The story of Medicine Bow is just one of many that have been told or are still being written across the United States and around the world. In rural America, unserved urban areas and places ravaged by natural disasters like Hurricane Katrina, WISPs are delivering on the promise of broadband to everyone and doing it without the benefit of government support, dedicated spectrum or a favorable regulatory environment. A little love for the broadband “freedom fighters” is probably in order.
While the project is essentially done, and the goal of delivering broadband to Medicine Bow has been accomplished, the work of a WISP is never completely done. There was one more port available in the last backhaul radio on the farthest tower. There was one more antenna in the back of the trailer. We hooked it up and pointed it at the next hill on the horizon. Google Earth shows some more homes out there that don’t have any broadband service. There will always be one more hill down the road.
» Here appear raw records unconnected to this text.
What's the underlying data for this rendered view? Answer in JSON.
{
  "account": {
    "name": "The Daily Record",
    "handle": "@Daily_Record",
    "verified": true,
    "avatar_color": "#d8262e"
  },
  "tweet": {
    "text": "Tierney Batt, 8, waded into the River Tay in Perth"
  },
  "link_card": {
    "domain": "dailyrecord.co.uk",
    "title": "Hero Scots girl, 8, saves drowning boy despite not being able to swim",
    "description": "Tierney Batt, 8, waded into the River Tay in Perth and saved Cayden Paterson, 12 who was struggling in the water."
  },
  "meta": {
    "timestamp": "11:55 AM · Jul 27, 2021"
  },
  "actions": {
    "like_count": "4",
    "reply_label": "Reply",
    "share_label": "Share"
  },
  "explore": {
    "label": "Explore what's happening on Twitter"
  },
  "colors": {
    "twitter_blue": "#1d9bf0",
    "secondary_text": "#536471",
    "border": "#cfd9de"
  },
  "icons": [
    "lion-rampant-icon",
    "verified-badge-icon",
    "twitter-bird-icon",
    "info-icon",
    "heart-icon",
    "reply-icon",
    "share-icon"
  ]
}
I hope there is a tower on it.
Todd says
Great read Matt. No need to compliment you on your business ethics – you’ve been taught at a very young age proper business ethics – used to be a time when it was the norm but nowadays you are the exception. Keep up the good work – people do notice and appreciate your integrity.
Mark says
That’s a great story, Matt. I know the feeling about getting home at 3AM, or serving someone far out who just had the need. It’s great to help people out. The money’s nothing, if you’re not improving people’s lives.